Die Suchbox neben dem Adreßfeld ist keine Erfindung von Microsoft. Konkurrierende Internet-Browser wie Firefox oder Opera haben ebenfalls ein solches Feld, und dieses ist sogar vorab auf Google eingestellt. Der Unterschied liegt aber nach Ansicht von Google in der Bedienungsfreundlichkeit: Bei Firefox kann leicht mit einem Klick von Google auf andere Seiten wie Yahoo gewechselt werden, während der Vorgang beim Explorer 7 mehrere Klicks erfordert. Microsoft bestreitet, daß der Prozeß zu umständlich sei und führt Nutzerstudien als Beleg an.

Google hat bislang lediglich informelle Gespräche mit dem amerikanischen Justizministerium sowie mit der EU-Kommission geführt. Es zeigt sich aber, daß Google zunehmend im Wettbewerb auch die politische Karte spielt. Das Unternehmen hat in jüngster Zeit auch seine Lobby-Bemühungen in Washington verstärkt.
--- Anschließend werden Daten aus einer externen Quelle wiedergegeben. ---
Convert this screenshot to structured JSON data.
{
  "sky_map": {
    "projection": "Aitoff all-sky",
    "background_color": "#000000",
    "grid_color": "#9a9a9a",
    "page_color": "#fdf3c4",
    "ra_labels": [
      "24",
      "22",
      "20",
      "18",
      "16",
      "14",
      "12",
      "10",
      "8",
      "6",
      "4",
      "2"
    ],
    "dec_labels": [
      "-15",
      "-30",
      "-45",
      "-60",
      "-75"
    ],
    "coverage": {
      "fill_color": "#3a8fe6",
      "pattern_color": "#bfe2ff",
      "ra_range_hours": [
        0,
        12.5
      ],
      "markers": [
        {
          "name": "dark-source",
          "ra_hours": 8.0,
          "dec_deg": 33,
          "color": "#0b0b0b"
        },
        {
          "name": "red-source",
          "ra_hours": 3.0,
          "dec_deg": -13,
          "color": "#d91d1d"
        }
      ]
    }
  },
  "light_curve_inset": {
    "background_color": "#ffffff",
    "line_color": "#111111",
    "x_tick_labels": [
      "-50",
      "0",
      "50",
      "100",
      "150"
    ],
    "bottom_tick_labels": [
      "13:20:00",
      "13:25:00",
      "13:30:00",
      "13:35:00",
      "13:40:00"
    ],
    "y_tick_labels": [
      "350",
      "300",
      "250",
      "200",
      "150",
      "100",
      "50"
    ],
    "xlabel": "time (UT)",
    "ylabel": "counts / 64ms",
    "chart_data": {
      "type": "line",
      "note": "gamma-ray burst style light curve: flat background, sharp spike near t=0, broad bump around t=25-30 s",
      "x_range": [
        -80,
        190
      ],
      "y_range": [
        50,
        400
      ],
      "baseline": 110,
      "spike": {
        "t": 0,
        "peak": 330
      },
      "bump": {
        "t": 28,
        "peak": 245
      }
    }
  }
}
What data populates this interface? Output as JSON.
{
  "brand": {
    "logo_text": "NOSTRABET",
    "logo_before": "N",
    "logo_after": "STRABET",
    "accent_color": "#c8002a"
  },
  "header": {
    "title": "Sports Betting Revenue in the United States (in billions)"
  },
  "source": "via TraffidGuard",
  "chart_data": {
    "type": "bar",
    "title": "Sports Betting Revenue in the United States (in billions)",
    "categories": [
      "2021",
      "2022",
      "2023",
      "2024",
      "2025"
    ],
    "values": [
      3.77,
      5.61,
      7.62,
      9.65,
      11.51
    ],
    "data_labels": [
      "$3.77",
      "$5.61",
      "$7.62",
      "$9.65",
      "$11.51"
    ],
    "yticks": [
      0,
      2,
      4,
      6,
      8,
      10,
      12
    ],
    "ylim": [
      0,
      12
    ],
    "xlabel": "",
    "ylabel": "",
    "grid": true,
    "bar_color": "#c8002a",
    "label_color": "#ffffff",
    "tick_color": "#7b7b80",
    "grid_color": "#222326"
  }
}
Microsoft setzt auf Forschung und Entwicklung
Bislang ist Microsoft noch weit entfernt davon, eine Bedrohung für Google zu sein. Nach Angaben des Informationsdienstes Comscore hatte Google im März bei Internetsuchen in Amerika einen Marktanteil von 42,7 Prozent. Das waren noch einmal 6,3 Punkte mehr als im Vorjahr. An zweiter Stelle liegt Yahoo mit 28,0 Prozent, was einem Minus von 2,6 Punkten gleichkam. MSN war weit abgeschlagen auf dem dritten Platz mit 13,2 Prozent, im Vorjahr waren es noch 16,5 Prozent.

Auch die Geschäftszahlen von MSN sind bislang wenig beeindruckend. In der vergangenen Woche meldete Microsoft, daß MSN im dritten Quartal 2005/2006 (30. Juni) in die Verlustzone gerutscht ist. Nachdem es im Vorjahr noch einen Gewinn von 102 Millionen Dollar gegeben hatte, fiel diesmal ein Verlust von 26 Millionen Dollar an. Der Umsatz ist um 3 Prozent auf 561 Millionen Dollar geschrumpft.
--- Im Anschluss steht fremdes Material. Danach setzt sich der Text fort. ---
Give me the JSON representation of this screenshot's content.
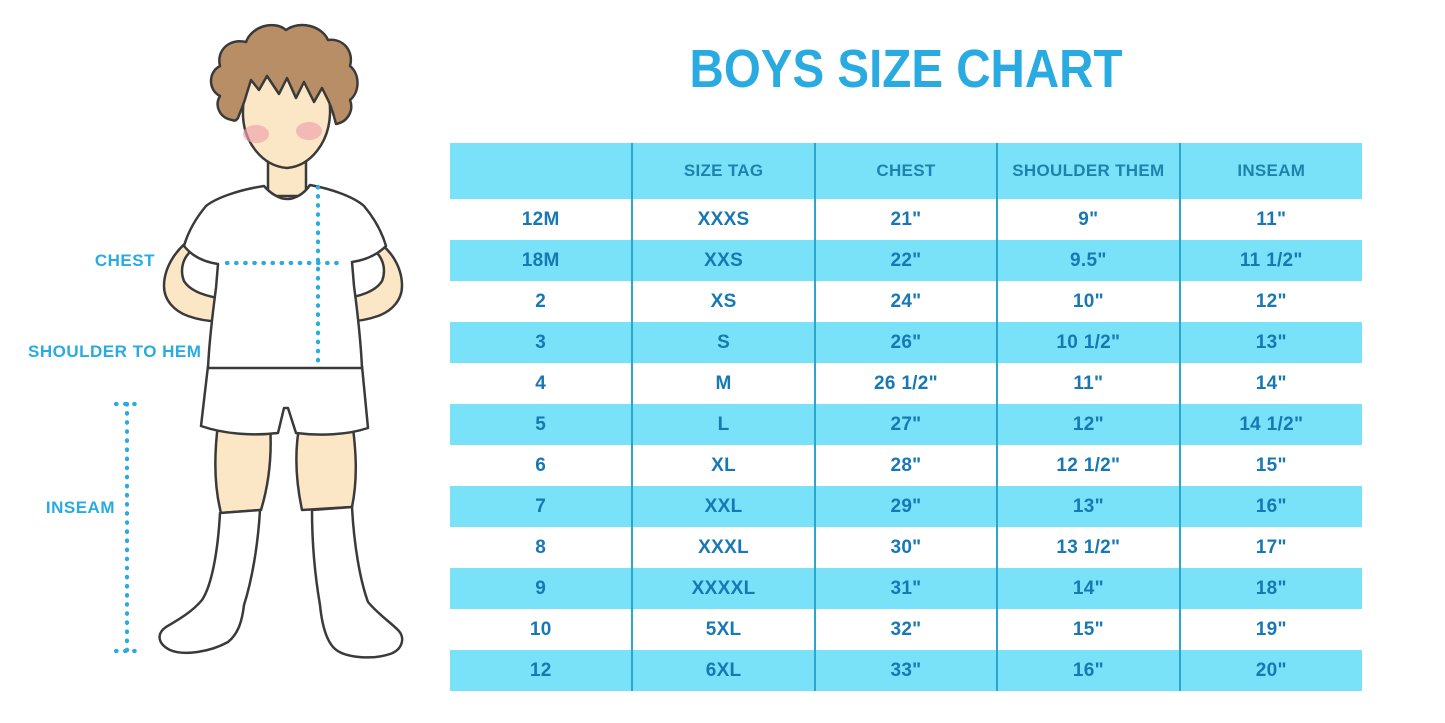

Microsoft hat in den vergangenen Jahren erheblich in MSN investiert. Das Unternehmen hat seine eigene Suchmaschine entwickelt und stellt gerade auf eine eigene Technologie zur Plazierung von Anzeigen neben Suchergebnissen um. Bei der Vorlage der Quartalszahlen hat Microsoft angekündigt, seine Forschungs- und Entwicklungsaktivitäten auf breiter Front zu erhöhen, unter anderem für MSN. Die Aussicht auf höhere Kosten hat der Microsoft-Aktie am Freitag einen Kursrutsch um 11 Prozent beschert.

Microsoft kann bei Amazon punkten
Immerhin einen Erfolg konnte Microsoft in seinem Internetgeschäft verbuchen. Der Internethändler Amazon.com hat vor wenigen Tagen seine Partnerschaft mit Google bei der Internetsuche gelöst und arbeitet stattdessen auf seiner Suchseite A9 mit Microsoft zusammen.

Im Geschäft mit den Internetzugangsprogrammen selbst ist Microsoft weiterhin klarer Marktführer, sieht sich aber in jüngster Zeit verstärkt Konkurrenz ausgesetzt. Der schärfste Rivale ist das Programm Firefox, das kostenlos aus dem Internet heruntergeladen werden kann. Firefox hat nach Angaben des Marktforschungsinstituts Net Applications im März erstmals einen Marktanteil von 10 Prozent in Amerika erreicht. Dagegen hat der Internet Explorer 3,9 Punkte verloren und liegt nun bei 84,7 Prozent.